Gene | Primer (5’-3’) |
TIGAR (NM_020375.3) 460-600, 141 bps | Forward: TCCCAAGGATCTCCAAGC Reverse: AGCACCGTGACTCACAAC |
Calpain1 (NM_001198869.1) 1256-1525, 270 bps | Forward: TCGTGCTCGCCCTTATGC Reverse: AGTCGCCCTCCTTGTTGG |
Calpain2 (NM_001748.5) 331-515, 185 bps | Forward: ATTGCCTCCCTCACCTTG Reverse: TCGGCTGAATGCACAAAG |
NF-ĸB (NM_021975.4) 448-556, 109 bps | Forward: GGGGACTACGACCTGAATG Reverse: TGTCAAAGATGGGATGAGAAAG |
GAPDH (NM_002046.7) 25-241, 217 bps | Forward: GGATTGTCTGGCAGTAGCC Reverse: ATTGTGAAAGGCAGGGAG |
Cell counting kit-8 (CCK-8)
After culture of HCC cells (HepG2 and SMMC7721) or primary HCC cells (3×103 cells/well) within a stipulated time, CCK-8 reagent (10% v/v, obtained from CP002, SAB, https://www.sabbiotech.com/) was placed in each well for 1 h at 37℃, and absorbance (OD) at 450 nm was documented using a plate reader (Bio-Tek, Winooski, VT, USA).

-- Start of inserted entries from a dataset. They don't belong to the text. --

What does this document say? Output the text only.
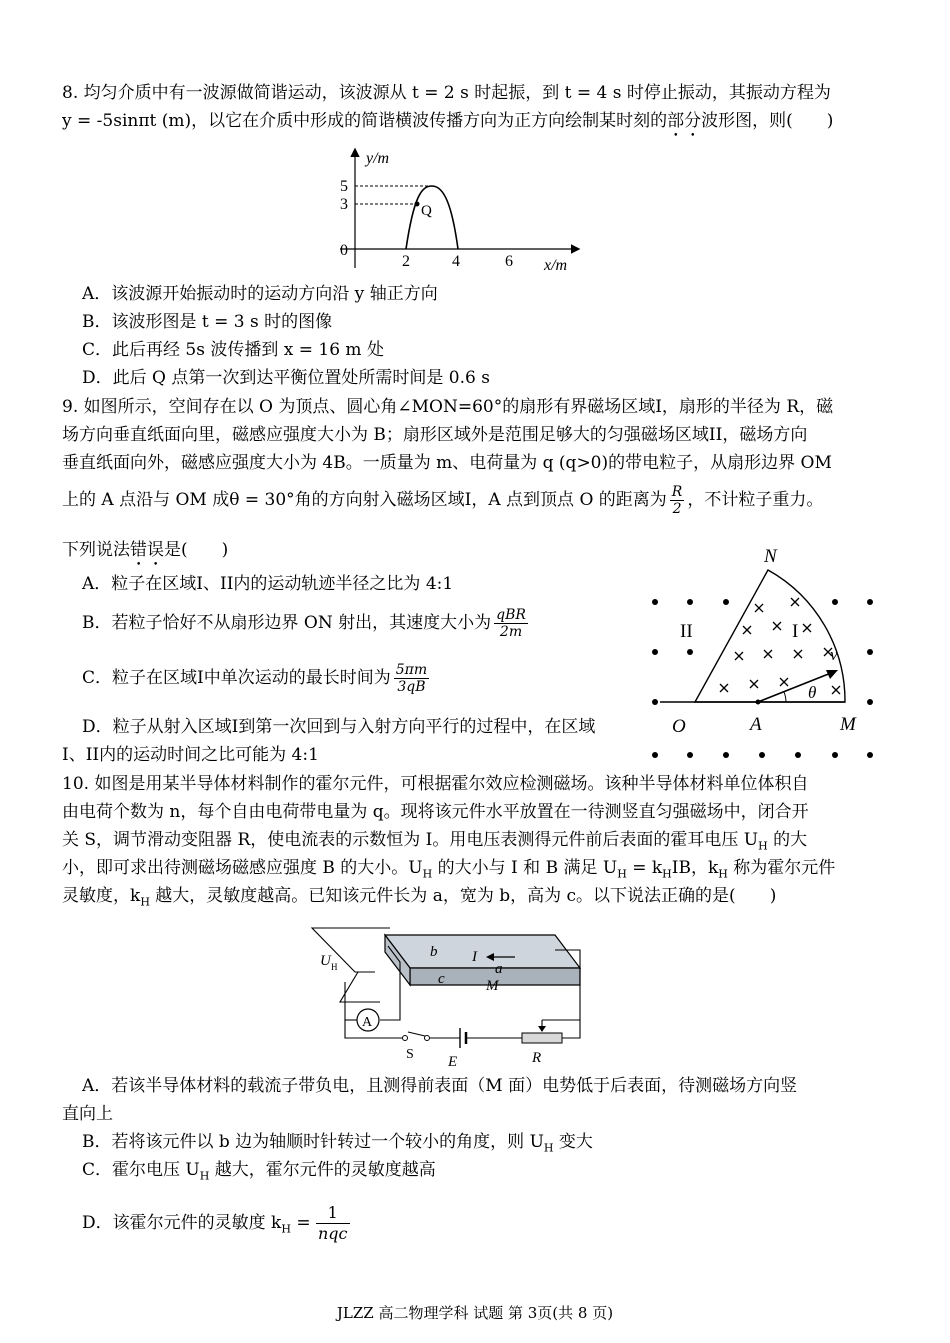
8. 均匀介质中有一波源做简谐运动，该波源从 t = 2 s 时起振，到 t = 4 s 时停止振动，其振动方程为
y = -5sinπt (m)，以它在介质中形成的简谐横波传播方向为正方向绘制某时刻的部分波形图，则(　　)
y/m
x/m
5
3
0
2	4	6
Q
A．该波源开始振动时的运动方向沿 y 轴正方向
B．该波形图是 t = 3 s 时的图像
C．此后再经 5s 波传播到 x = 16 m 处
D．此后 Q 点第一次到达平衡位置处所需时间是 0.6 s
9. 如图所示，空间存在以 O 为顶点、圆心角∠MON=60°的扇形有界磁场区域I，扇形的半径为 R，磁
场方向垂直纸面向里，磁感应强度大小为 B；扇形区域外是范围足够大的匀强磁场区域II，磁场方向
垂直纸面向外，磁感应强度大小为 4B。一质量为 m、电荷量为 q (q>0)的带电粒子，从扇形边界 OM
上的 A 点沿与 OM 成θ = 30°角的方向射入磁场区域I，A 点到顶点 O 的距离为 $\frac{R}{2}$ ，不计粒子重力。
下列说法错误是(　　)
A．粒子在区域I、II内的运动轨迹半径之比为 4:1
B．若粒子恰好不从扇形边界 ON 射出，其速度大小为 $\frac{\text{qBR}}{2m}$
C．粒子在区域I中单次运动的最长时间为 $\frac{5\pi m}{3qB}$
D．粒子从射入区域I到第一次回到与入射方向平行的过程中，在区域
I、II内的运动时间之比可能为 4:1
N
O	A	M
I
II
v
θ
10. 如图是用某半导体材料制作的霍尔元件，可根据霍尔效应检测磁场。该种半导体材料单位体积自
由电荷个数为 n，每个自由电荷带电量为 q。现将该元件水平放置在一待测竖直匀强磁场中，闭合开
关 S，调节滑动变阻器 R，使电流表的示数恒为 I。用电压表测得元件前后表面的霍耳电压 $U_H$ 的大
小，即可求出待测磁场磁感应强度 B 的大小。$U_H$ 的大小与 I 和 B 满足 $U_H = k_HIB$，$k_H$ 称为霍尔元件
灵敏度，$k_H$ 越大，灵敏度越高。已知该元件长为 a，宽为 b，高为 c。以下说法正确的是(　　)
A
U H
b I
a
c	M
S E	R
A．若该半导体材料的载流子带负电，且测得前表面（M 面）电势低于后表面，待测磁场方向竖
直向上
B．若将该元件以 b 边为轴顺时针转过一个较小的角度，则 $U_H$ 变大
C．霍尔电压 $U_H$ 越大，霍尔元件的灵敏度越高
D．该霍尔元件的灵敏度 $k_H = \frac{1}{\text{nqc}}$
JLZZ 高二物理学科 试题 第 3页(共 8 页)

Intracellular [Ca2+]i measurements
HCC cells were incubated with 10 µM of Fura 2-AM (F1241, Life Technologies, Carlsbad, CA, USA) for 1h at 37℃ under 5% CO2. [Ca2+]i content were evaluated using flow cytometry (Accuri C6, BD, Biosciences, USA) with Flowjo (Tree Star, Version 9.2, Ashland, OR, USA) software.
Statistical analysis
Data were calculated using Graphpad Prism 6 (GraphPad Software Inc., USA) and presented as mean ± SEM. Difference effect between groups was determined using one-way ANOVA with Tukey–Kramer method, and P value < 0.05 being significant. Correlations between TIGAR and Calpain1, as well as TIGAR and Calpain2 in HCC tumor samples were assessed by Pearson r analysis.